Balance Sheet Items of Note:
- Cash is King and they have lots of it at USD 1.2 billion down USD 50 million QoQ.
- Inventory was USD 46 million an increase of USD 2 million QoQ
- WIP flower was $22 million or +$1 million QoQ.
- Raw Materials was $11 million flat QoQ
Sold v Inventory and CoGS vs Inventory

We modified the graph to a US GAAP model. The lines (from top to bottom) are inventory, CoGS (excluding writedown), and Sales. Sales below CoGS with no writedowns is not very encouraging.
Cronos has 3.0 Q’s of inventory on hand, a slide from last Q’s 2.6 turns on hand.
What I said past Qs:
Cronos is a term deposit with a cannabis side business. Until they make a move with the Altria investment, they are likely to remain that way.
The big operational bet remains biosynthesis, which must navigate several patents in order to work. If it does not Cronos will have a big white elephant in the fermentation asset and plenty of money invested in R&D that will be spent.
Without substantial sales growth with a positive gross margin the SGA and R&D expenses will continue to depress operating profitability and EBITDA.
The cost structure of the company resembles a pre revenue company.
Good thing they have plenty of cash as the business is far from profitability, potentially further out than Canopy.
This Q:
The sales improvement in the previous Q was largely given back. GM remains more than troublesome.
We are two Q’s from their biosynthesis commercialization deadline. When they flip the switch on the fermenter, they are going to have a whole new CoGS issue as they will need a certain level of throughput to get to +GM on the fermenter. And I do not see where sales will be generated from in the near term to get them there.
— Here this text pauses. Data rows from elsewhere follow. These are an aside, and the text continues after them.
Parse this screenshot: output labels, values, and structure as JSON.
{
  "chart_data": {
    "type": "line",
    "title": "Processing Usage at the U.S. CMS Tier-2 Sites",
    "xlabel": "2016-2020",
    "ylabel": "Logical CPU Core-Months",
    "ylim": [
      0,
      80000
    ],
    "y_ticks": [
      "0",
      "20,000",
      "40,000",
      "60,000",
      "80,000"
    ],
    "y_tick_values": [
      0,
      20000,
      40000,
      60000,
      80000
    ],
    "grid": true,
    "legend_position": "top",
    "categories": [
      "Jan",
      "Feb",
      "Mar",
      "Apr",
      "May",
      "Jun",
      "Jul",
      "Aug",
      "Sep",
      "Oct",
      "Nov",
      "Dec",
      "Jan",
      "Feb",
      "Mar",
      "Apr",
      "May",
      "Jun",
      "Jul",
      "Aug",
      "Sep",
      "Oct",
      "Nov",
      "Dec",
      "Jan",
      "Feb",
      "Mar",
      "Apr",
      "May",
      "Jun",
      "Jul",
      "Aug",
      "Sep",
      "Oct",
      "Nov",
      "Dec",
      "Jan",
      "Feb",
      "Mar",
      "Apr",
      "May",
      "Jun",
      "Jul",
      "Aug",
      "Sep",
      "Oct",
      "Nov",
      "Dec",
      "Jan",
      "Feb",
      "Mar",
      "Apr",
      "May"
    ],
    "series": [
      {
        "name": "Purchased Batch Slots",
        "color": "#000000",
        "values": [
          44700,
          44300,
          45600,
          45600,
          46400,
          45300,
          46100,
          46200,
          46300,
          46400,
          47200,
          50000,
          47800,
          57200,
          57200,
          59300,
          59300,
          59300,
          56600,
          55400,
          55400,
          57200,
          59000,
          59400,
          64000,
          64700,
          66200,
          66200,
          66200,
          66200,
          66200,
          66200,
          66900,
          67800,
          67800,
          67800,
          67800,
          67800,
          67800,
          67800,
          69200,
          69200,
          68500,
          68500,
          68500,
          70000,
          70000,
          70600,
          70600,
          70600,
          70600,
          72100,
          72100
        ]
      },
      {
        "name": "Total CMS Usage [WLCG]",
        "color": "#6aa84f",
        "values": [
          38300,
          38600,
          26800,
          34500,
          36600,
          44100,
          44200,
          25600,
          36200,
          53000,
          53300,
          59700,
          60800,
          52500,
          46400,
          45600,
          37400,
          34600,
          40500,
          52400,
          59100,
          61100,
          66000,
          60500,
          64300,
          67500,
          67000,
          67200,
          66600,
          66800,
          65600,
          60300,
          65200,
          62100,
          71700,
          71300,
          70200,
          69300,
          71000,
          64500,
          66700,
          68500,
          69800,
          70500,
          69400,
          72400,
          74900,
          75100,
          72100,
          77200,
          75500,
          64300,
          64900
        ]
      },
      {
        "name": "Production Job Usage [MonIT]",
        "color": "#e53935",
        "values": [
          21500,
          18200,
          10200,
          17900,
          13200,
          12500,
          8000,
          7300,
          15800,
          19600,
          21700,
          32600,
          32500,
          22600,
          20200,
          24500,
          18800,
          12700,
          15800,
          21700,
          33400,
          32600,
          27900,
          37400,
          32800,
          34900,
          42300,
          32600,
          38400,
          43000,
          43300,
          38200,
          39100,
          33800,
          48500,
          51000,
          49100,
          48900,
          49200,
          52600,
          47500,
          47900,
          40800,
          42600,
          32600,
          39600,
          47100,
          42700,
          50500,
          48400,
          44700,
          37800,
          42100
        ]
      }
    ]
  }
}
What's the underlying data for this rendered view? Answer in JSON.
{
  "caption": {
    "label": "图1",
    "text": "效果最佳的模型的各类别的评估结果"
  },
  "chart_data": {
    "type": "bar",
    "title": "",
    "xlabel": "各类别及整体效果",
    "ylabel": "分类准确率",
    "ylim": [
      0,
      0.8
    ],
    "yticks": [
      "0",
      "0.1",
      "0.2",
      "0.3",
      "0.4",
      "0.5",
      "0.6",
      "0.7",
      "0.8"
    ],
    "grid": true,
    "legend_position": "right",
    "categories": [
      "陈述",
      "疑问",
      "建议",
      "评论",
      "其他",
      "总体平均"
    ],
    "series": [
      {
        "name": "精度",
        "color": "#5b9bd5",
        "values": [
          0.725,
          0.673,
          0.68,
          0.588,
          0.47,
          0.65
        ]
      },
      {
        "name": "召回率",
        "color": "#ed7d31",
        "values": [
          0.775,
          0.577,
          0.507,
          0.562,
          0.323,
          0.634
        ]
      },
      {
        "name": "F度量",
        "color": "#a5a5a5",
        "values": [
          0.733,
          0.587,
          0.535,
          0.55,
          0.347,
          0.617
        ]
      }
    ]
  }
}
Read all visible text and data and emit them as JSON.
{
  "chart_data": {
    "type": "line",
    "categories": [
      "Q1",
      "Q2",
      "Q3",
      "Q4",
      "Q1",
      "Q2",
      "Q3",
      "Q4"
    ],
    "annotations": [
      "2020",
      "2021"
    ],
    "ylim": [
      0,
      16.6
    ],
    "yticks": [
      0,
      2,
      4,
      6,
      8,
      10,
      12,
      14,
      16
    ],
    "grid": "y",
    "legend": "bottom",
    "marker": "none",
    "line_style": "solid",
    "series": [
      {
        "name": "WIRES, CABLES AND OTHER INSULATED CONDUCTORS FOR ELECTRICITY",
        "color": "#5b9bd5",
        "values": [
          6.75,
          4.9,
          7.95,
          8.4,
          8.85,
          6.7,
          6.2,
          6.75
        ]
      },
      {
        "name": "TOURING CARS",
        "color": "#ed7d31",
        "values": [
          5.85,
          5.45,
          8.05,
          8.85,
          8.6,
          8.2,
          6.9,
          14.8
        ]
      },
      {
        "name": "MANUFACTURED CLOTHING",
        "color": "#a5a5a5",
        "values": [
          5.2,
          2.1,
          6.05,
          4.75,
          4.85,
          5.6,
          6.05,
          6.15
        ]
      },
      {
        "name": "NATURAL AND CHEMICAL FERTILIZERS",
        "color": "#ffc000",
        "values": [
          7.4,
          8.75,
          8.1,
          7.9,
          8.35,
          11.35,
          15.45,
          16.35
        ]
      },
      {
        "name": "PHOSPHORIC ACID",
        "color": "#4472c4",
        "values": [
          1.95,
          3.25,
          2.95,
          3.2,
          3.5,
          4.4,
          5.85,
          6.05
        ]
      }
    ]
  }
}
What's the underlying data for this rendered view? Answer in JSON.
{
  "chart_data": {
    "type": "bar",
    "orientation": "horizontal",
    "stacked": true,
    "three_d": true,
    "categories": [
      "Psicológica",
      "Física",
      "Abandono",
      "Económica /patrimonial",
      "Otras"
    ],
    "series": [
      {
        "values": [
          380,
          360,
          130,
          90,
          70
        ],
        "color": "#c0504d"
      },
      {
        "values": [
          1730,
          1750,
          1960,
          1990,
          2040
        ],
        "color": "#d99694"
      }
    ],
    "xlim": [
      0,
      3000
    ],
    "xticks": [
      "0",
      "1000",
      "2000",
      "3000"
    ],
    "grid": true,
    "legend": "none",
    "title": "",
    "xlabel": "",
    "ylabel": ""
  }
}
Thankfully, they are sitting on a pile of Altria cash which will likely be deployed in the US once permissible. Hopefully, it is deployed in a more useful fashion than present investments.
That’s all I have.
GoBlue
The preceding is the opinion of the author and is in no way intended to be a recommendation to buy or sell any security or derivative. The author does not have a position in Cronos and will not initiate one in the next 5 days.